Le Parallèle entre les trois premiers rois de la maison de Bourbon porte la date de mai 1746. Il est probable que, les Mémoires étant achevés depuis peu, Saint-Simon entreprit un travail dont il possédait tous les élémens et dont il avait conçu dès longtemps le dessein. Nous connaissons trop ses sentimens envers Louis XIII pour douter du mobile qui l’avait déterminé. D’ailleurs l’auteur ne veut pas d’équivoque, et dès le début, il prend soin de marquer le sentiment auquel il obéit : « Je ne dissimuleray pas, dit-il, que l’impatience de l’injustice si communément faite à Louis XIII entre son père et son fils ne m’ait mis de tous temps le désir de le revendiquer dans l’esprit et encore plus dans le cœur. Je l’ay reconnaissant; mon père a dû à ce prince toute sa fortune, moi par conséquent tout ce que je suis ; tout ce que j’ay me retrace ses bienfaits. J’attends en vain que quelqu’un de ceux qu’il a comblés et plus capables que moi s’en souvienne assez pour tirer son bienfaiteur d’une oppression si peu supportable; personne ne s’y présente, après tant d’années. A la fin, l’indignation de l’ingratitude et de l’ignorance me met la plume à la main, mais sous la plus scrupuleuse direction de la vérité la plus exacte qui seule donne le prix à tout avec la confiance. » (Parallèle, page 1 du manuscrit.)

Ce préambule achevé, Saint-Simon entre en matière et commence par l’éducation des trois rois.
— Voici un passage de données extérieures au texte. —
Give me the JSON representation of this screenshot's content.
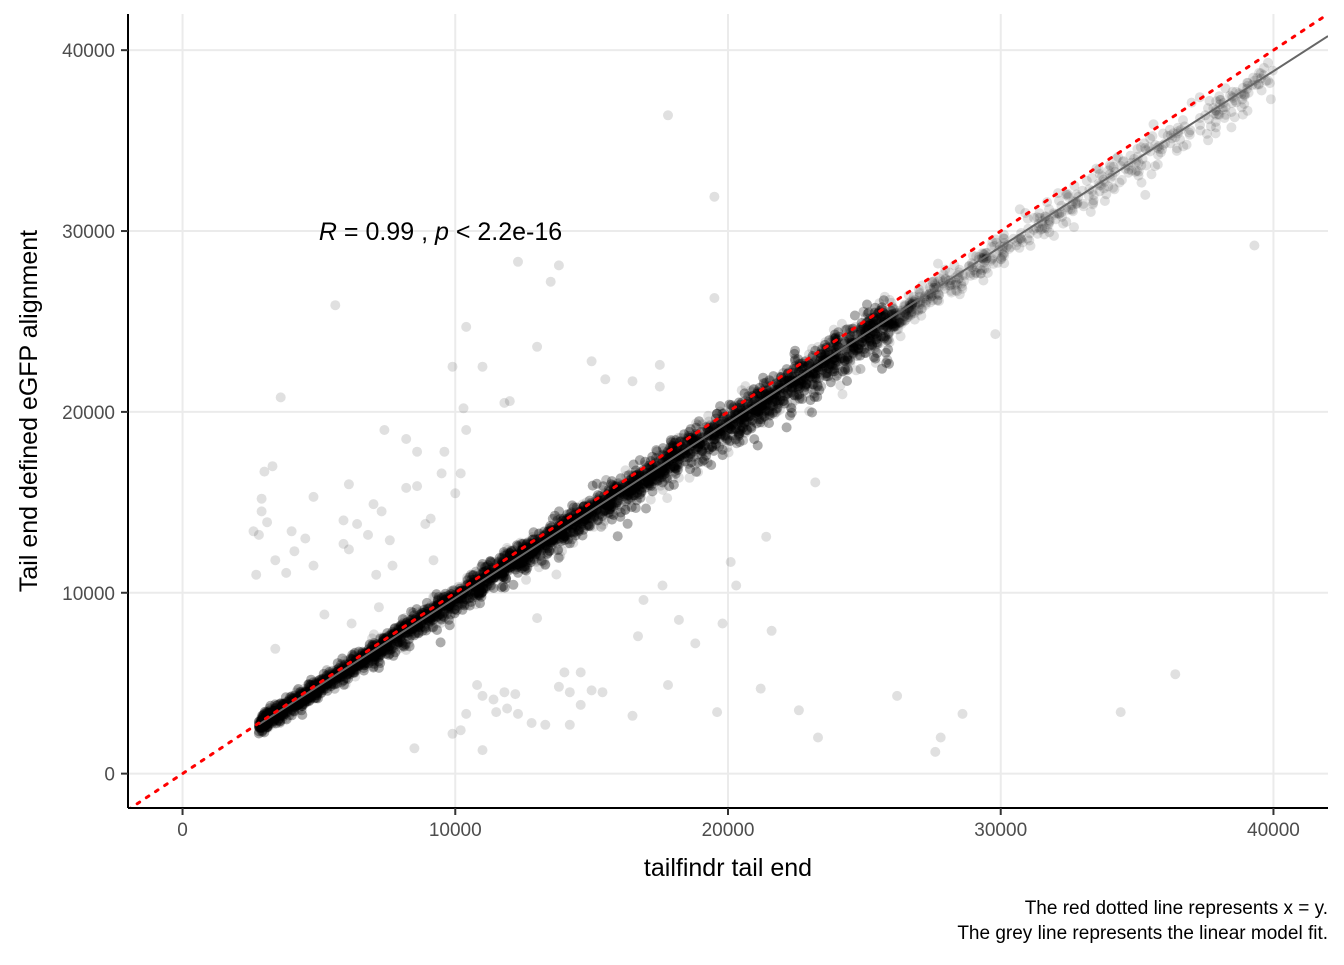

Sur chacun d’eux nous trouvons quelques pages spéciales, puis, en peu de mots, il condense le sujet, rapproche les princes pour montrer la diversité de leur origine et des soins qui ont entouré leur première jeunesse. Dès le début, apparaît le plan auquel l’auteur demeurera fidèle. Une triple et minutieuse analyse, puis un résumé d’où ressort la comparaison, telle est la méthode de tout l’ouvrage. Rien de plus simple que cette ordonnance, mais on devine en même temps qu’il a fallu un rare éclat de style pour en bannir la monotonie. A vrai dire, nous trouvons en cet écrit non pas un seul parallèle, mais une suite de parallèles détachés formant autant de chapitres sur l’enfance des trois rois, leurs débuts dans la vie, leurs mœurs, le commencement de leur règne, leur gouvernement, leur famille, leur capacité et leur mort. Dans ce large tableau, on sent tour à tour ce qu’a de factice un genre dont les historiens avaient abusé, et quelles ressources un écrivain y peut puiser pour marquer certains traits en caractères ineffaçables.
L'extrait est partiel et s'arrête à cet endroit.